Saturday, May 29, 2010

Gaia’s song

The North Wind and the elementals
some call sprites, are real creatures -
they bear their names, given by deity,
or the imaginations of men,
with pride, and the task they have:
to clean up the stale nothingness,
with equal force – their nature
is against ours, if we think we are
immune to the retaliation of the Earth…

Extract from my poem ‘Gaia’s Song’.

If you are interested in reading more, contact me for a pdf of the whole poem.

Feeling like a poet

Up early and having  a look over recent scribbling. When write a poem I usually have a good impression in my head of its worth. Some poems are just tunings, to get the head into gear. We could have a long discussion here of the sources of inspiration, but I generally find that I cannot sit and stare at a blank sheet for too long. i need to begin the process, so I write the first thing that comes to mind. The act of writing is a catharsis, and after a while my poetic concentration kicks in, and something of worth comes out.

Anyway, after a day or so I go back to what I have written. If I have that feeling that a poem is good, I carry that fact around with me as I go about my daily business. The fact of writing a decent poem makes me feel good. I am alive, a poet, a worthy, and I can survive work and the constant niggles of life in a better frame of mind.

Then comes the moment when I sit back down in front of the work. Sometimes I am disappointed – it is not as good as I hoped. Often there are parts of the poem that shine, and I see parts I can prune, or condense, or change. The best feeling is when I can see one or two words that are out of place, but generally the poem is good. That’s when i start to feel like a poet.

It’s a great feeling, giving life to a sequence of words, engendering a poem. I remain convinced that poetry is the best use of language. A proper poem holds mystery, the seeds of prophecy, is entertaining in the highest sense, has a rhythm in it that echoes the spirit of all poetry previously written, is a communication unlike any other. Music runs it close in purely emotional terms, but poetry remains the essence of human communication.

One heart talking to another.

Sunday, May 02, 2010


I tell of the lost hours
playing games – in the fun
of distant worlds, and words framed
from disappointment, another hour ticks by.

My disease is tamed, in a circle,
two remote hands edge, semaphore
to the knowing, ever closer,
nearer now then far apart…

…is it an element, Time?
or division of the moment, anticipation
over before indulgence:
convenience, or torture?

Dragging us onward, admonishing;
the wagging finger of electronics
or the old Grandfather,
monotonous, severe,

heirloom of the family, that ticks
over arguments
and the door that closes
for the last time.

Extract from Signs, a collection of poems by George Wicker

Our day is divided into arbitrary units, governed by the clock. In the past life was ruled by natural time, but with the Industrial revolution came working days, and hours, pressed on society in order to get the most out of workers. We no longer rise with the dawn, go to bed with the moon.

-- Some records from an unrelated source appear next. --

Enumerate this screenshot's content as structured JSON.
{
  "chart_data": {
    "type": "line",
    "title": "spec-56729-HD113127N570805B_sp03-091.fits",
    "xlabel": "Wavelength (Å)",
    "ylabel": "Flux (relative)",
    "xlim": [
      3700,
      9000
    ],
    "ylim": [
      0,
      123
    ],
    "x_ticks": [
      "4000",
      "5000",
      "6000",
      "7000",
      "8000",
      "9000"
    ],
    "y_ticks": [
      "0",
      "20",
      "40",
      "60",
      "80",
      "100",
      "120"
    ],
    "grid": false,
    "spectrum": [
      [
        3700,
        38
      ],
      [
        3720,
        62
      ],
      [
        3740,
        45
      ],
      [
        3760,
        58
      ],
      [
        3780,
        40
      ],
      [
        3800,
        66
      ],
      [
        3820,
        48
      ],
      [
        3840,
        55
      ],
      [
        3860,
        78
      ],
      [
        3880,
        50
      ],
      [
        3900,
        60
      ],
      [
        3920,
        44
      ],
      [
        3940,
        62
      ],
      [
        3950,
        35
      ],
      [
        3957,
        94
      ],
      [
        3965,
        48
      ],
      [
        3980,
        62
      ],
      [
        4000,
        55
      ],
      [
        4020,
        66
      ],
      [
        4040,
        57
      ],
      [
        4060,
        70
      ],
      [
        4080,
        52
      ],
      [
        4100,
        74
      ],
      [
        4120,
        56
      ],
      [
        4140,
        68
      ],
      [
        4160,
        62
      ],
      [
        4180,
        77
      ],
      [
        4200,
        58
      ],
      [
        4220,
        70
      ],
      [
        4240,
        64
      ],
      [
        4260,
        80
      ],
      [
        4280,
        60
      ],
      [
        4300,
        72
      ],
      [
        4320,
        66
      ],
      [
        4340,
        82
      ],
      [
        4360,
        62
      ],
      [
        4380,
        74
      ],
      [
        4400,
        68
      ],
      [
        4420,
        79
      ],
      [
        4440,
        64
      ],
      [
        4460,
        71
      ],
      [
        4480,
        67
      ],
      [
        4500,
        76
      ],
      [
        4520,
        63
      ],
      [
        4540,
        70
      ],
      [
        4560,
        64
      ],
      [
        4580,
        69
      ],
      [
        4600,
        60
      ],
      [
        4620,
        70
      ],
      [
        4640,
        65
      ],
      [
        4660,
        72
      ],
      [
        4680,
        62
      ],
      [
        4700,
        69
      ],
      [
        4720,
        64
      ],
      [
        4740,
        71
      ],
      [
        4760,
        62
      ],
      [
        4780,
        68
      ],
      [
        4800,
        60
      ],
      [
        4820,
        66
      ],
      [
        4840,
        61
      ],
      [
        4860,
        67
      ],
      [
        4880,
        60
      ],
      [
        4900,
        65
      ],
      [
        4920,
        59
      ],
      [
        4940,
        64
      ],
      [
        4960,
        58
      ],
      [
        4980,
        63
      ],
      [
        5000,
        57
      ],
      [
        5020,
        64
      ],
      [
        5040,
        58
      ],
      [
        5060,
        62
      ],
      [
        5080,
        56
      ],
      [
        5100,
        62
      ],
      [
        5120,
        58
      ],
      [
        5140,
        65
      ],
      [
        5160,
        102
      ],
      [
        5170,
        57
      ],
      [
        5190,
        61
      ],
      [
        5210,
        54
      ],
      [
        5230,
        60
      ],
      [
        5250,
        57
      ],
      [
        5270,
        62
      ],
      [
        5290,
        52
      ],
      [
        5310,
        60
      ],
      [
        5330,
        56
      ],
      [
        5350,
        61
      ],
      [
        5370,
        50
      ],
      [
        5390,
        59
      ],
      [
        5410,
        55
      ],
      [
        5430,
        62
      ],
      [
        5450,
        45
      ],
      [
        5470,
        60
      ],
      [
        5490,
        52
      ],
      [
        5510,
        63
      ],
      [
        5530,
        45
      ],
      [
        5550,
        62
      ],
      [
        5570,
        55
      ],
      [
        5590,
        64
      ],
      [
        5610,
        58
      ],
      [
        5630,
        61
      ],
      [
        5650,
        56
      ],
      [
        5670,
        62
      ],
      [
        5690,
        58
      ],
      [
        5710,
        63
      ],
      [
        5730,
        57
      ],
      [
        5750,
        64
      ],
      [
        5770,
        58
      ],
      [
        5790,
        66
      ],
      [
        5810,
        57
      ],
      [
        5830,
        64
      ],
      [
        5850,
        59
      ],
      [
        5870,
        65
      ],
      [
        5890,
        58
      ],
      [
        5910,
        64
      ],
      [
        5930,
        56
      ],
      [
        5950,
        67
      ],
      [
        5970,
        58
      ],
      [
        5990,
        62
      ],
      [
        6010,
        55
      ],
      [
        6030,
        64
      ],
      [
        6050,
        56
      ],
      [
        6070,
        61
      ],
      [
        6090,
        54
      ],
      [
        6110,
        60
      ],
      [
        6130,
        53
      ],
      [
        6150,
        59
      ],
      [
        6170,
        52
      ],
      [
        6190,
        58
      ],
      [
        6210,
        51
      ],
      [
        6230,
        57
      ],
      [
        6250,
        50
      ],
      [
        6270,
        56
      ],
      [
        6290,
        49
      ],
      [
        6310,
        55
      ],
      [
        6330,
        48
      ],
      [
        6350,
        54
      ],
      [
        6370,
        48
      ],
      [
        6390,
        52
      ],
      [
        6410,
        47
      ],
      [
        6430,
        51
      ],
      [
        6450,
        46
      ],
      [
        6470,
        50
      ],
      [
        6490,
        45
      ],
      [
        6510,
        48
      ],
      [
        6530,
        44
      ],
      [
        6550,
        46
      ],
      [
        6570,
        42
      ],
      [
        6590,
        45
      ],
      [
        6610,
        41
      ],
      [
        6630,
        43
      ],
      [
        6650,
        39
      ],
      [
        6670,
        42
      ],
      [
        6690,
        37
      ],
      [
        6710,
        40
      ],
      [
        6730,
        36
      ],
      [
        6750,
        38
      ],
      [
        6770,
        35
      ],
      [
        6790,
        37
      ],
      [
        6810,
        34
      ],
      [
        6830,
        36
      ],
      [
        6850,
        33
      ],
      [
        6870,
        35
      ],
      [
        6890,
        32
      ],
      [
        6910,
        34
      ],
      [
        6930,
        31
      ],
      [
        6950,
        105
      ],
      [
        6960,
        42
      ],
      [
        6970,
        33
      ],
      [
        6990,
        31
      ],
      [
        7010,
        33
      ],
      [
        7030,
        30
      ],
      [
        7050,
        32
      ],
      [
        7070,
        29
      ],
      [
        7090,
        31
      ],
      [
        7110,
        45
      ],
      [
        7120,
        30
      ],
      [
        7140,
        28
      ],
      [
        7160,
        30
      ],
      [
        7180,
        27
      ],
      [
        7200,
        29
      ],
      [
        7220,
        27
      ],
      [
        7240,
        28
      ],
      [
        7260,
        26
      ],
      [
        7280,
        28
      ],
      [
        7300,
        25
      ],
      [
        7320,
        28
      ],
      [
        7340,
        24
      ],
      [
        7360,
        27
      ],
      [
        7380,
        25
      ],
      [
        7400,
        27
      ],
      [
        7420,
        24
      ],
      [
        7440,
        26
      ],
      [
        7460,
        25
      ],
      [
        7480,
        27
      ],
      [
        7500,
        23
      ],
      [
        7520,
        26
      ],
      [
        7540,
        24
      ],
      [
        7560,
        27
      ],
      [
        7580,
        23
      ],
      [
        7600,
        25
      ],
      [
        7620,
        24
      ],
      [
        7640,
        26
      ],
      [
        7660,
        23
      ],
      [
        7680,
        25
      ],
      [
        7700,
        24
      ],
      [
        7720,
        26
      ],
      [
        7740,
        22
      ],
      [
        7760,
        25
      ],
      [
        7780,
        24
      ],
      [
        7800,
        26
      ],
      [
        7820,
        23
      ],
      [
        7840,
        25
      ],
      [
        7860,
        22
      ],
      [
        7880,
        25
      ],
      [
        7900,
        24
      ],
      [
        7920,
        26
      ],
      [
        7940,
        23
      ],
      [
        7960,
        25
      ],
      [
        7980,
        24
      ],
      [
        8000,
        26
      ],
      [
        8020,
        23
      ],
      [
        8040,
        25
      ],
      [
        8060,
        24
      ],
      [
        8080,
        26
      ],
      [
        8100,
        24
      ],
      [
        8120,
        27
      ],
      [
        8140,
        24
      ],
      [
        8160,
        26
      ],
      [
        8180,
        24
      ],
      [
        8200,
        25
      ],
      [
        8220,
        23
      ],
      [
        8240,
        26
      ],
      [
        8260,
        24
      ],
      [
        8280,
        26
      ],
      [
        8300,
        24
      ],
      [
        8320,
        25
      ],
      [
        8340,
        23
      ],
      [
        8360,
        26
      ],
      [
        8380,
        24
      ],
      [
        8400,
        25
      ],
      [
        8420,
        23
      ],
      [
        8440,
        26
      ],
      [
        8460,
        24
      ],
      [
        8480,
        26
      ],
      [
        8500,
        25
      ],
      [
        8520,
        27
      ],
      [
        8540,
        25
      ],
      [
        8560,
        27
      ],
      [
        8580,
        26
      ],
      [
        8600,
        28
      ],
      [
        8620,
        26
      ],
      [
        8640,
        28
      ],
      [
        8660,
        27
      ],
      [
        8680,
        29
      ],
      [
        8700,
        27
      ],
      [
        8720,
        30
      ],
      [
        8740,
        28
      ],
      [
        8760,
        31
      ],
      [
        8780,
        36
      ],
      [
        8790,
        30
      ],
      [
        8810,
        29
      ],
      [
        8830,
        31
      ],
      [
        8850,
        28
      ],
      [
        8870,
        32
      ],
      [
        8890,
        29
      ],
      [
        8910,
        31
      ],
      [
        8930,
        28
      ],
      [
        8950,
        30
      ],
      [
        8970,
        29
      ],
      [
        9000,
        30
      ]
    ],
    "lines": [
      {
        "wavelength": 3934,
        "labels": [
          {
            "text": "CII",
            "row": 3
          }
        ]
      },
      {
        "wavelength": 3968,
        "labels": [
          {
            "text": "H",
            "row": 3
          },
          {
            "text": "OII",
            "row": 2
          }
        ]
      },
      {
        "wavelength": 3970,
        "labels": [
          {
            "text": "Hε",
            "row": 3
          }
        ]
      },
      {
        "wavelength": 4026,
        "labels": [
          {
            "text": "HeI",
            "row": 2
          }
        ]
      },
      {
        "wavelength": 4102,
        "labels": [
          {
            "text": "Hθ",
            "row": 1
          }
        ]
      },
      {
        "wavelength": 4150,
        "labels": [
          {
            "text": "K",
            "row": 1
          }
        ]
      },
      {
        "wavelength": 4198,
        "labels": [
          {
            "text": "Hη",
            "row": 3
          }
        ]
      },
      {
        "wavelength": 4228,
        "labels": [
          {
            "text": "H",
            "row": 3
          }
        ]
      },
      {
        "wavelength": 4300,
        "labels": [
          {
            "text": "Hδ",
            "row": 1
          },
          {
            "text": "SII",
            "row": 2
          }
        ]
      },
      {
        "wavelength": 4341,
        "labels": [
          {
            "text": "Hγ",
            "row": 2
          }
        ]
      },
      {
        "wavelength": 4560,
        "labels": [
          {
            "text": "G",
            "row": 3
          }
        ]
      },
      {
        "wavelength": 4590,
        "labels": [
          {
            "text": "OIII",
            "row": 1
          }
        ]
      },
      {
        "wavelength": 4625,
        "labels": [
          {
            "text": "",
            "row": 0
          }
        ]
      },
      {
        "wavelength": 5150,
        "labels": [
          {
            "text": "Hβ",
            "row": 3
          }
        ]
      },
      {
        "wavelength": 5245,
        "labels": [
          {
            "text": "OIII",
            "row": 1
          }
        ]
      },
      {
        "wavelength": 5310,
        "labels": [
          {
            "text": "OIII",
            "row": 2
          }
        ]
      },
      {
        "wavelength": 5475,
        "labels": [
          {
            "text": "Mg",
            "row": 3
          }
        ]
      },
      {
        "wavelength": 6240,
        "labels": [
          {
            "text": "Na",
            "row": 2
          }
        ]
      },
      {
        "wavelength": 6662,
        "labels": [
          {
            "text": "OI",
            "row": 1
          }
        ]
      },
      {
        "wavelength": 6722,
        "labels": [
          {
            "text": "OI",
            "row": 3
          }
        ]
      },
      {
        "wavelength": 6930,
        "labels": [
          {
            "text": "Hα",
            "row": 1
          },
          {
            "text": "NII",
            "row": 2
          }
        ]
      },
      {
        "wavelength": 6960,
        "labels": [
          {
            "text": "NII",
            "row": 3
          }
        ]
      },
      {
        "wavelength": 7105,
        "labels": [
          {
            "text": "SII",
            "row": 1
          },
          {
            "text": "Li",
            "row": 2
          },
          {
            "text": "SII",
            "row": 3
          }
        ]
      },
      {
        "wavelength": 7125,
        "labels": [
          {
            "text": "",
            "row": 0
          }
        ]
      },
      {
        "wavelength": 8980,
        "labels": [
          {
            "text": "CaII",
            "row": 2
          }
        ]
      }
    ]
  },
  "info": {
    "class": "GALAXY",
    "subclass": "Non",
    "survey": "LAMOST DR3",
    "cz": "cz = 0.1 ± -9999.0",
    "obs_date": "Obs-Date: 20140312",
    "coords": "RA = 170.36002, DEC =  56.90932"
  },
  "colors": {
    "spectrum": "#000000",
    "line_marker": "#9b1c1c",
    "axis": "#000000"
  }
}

Our biological clocks have been artificially shifted, with consequent damage to social and personal order. The fact that we can still feel these rhythms, despite the technological and cultural overlay of the seven day week and the twenty-four hour clock, is testament to their potency.

We need to feel more, and ‘wake up’ to the limits of the clock. My poem Time uses the clock as a metaphor to reflect on a personal incident; the death of a relative and the apparent closing of a physical door at death. In other poems I explore what lies on the other side.

More information about Signs can be found on the author’s website.

Poetry & prophecy

The root of poetry is in prophecy.

In the present age, science is held to be the tool by which our universe will be explained. However, our dislocated and disenfranchised selves tell us the opposite. While science (and its sister, technology), order and rule our lives, we increasingly look for something “outside”.

The soul is searching for sustenance.

Science doubts itself. Look at the vast project being undertaken in Switzerland, search for the Higgs boson, so called progenitor of ‘Dark Matter’, the substance that we are told fills most of the universe. Why?

Science can’t explain everything: UFO sightings, crop circles, synchronicity, love, poetry are all outside its realm.

Reiki, near death experiences, ghosts – we are getting closer to the mystery. Our conscious sense allow only one tenth of one percent of all information reaching us to be recognised. What about the rest?

We know that by meditation and other therapies unauthorized by science we can reach the soul. we are also aware of the unsatisfying clamour of modern life. We should be more aware that poetry is a way into the mystical world.

Here’s a proviso – I am not talking about verse here, being the regular and eventually monotonous ‘mnemonic’ form of the art. This, like modern life, is eventually unsatisfying and lends itself more to the cult of celebrity rather than art – no, I talk about the finer parts of Shakespeare, Ted Hughes, Rumi, Lorca, Zbignieuw Herbert, Yeats: poets who have heard the call and pushed their poetic abilities to the limit.

Closer to prophecy than science, and the message is: Nothing is clear.